Some Republican lawmakers, though, are fighting to keep the American mental health care system afloat.
In a letter to Senate Majority Leader Mitch McConnell this month, Sens. Rob Portman (R-Ohio), Lisa Murkowski (R-Alaska), Shelley Capito (R-W.Va.) and Cory Gardner (R-Colo.) expressed serious concerns about the AHCA’s effects on mental health.
“Any poorly implemented or poorly timed change in the current funding structure in Medicaid could result in a reduction in access to life-saving health care services,” the lawmakers said. “We believe Medicaid needs to be reformed, but reform should not come at the cost of disruption in access to health care for our country’s most vulnerable and sickest individuals.”

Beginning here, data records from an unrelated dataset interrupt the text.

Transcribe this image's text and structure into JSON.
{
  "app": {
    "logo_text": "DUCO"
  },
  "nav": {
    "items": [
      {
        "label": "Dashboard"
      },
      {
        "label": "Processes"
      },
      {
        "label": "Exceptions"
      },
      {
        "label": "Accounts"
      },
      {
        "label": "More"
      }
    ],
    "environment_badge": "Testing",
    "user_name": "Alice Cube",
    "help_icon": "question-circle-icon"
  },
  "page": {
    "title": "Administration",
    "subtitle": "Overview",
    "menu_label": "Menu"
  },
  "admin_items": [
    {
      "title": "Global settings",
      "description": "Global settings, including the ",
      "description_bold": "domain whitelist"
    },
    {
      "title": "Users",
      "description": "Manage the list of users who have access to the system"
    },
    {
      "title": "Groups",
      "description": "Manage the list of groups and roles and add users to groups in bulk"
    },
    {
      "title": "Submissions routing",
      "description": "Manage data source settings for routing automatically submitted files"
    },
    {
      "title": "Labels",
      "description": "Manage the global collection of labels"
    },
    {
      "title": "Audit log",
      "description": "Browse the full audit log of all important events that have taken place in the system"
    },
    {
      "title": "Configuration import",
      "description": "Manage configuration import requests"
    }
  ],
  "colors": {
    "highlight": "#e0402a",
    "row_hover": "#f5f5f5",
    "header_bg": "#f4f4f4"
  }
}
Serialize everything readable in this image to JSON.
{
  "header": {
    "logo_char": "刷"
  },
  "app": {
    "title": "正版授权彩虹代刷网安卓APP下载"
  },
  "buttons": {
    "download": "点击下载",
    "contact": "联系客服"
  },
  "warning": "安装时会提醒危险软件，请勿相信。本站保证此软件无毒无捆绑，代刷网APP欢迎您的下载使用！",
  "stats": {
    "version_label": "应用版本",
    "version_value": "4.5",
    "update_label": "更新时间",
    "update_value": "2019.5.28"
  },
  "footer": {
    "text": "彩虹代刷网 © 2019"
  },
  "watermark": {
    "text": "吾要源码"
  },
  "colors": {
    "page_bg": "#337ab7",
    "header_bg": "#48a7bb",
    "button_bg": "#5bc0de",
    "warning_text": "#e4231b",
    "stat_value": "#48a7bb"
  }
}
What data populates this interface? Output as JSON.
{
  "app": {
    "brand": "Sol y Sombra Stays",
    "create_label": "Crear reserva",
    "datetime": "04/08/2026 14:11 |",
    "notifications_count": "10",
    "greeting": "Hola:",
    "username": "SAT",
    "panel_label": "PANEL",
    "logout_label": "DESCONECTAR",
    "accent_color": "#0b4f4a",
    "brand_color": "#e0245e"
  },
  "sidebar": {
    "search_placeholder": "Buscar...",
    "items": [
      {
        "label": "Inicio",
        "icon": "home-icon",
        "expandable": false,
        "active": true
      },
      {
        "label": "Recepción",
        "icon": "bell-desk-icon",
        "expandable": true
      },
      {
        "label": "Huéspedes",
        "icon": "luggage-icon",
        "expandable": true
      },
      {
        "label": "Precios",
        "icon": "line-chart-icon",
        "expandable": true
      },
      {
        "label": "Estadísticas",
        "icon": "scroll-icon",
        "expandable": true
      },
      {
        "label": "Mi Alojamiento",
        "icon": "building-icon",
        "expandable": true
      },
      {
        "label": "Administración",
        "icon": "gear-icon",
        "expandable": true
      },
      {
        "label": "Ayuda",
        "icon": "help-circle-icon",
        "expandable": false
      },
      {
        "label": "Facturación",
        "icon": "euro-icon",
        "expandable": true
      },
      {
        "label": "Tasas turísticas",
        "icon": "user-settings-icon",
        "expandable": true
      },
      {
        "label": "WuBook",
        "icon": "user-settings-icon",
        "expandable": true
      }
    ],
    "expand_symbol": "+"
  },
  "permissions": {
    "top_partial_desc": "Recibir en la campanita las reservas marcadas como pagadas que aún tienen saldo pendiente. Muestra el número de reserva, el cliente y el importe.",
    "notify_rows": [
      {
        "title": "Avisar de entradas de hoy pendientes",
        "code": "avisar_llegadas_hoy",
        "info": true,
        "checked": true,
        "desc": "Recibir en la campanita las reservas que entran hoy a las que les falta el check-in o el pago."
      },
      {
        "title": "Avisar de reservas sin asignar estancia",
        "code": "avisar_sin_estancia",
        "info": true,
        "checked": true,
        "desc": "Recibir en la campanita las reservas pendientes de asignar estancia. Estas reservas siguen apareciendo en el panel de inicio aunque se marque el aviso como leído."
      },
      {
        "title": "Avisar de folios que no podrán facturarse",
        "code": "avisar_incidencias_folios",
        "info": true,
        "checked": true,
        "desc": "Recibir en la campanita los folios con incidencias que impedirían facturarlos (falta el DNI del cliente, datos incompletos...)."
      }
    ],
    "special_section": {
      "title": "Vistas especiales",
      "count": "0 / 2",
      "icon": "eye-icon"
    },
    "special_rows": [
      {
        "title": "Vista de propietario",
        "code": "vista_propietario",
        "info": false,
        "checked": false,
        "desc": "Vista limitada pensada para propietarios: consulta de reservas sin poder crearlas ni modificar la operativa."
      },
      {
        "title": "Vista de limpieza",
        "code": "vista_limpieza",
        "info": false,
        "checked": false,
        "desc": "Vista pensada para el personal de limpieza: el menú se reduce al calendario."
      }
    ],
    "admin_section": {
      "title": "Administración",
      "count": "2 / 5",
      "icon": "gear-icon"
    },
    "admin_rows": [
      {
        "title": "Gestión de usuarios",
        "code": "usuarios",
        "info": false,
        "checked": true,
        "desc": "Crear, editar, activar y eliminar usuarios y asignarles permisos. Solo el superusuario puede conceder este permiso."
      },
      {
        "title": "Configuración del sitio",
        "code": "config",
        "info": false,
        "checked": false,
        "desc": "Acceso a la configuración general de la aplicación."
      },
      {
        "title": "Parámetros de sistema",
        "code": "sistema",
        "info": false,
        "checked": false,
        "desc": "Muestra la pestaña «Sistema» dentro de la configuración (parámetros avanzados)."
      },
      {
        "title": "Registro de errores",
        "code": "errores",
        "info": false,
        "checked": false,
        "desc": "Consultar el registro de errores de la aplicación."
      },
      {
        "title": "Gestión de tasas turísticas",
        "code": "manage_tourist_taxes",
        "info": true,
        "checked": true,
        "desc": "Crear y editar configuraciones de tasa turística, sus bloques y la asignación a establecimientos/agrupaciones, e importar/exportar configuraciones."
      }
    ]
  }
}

During the 2016 campaign, Trump pledged to protect Medicaid and Medicare. But he also said he would be open to funding the programs through block grants, which opponents say could lead to reduced benefits. And it appears Trump has shifted further away from his campaign promises since taking office, supporting the House’s health care bill and hinting at dramatic changes for Medicaid recipients.
Although Trump’s budget may claim to want to help people with mental illness, patients advocates aren’t so sure.
“Until we see all the numbers, it’s really hard to understand just how much of a commitment is here beyond the words,” Gionfriddo said.
While politicians tinker with budgets and weigh which cuts will hurt the least, patients are left without answers.
“This is not some hypothetical, academic debate,” Kat said. “This is my real life.”
CORRECTION: A previous version of this article stated that the Republicans’ health care plan involved $880 million in cuts to Medicaid. That figure is $880 billion.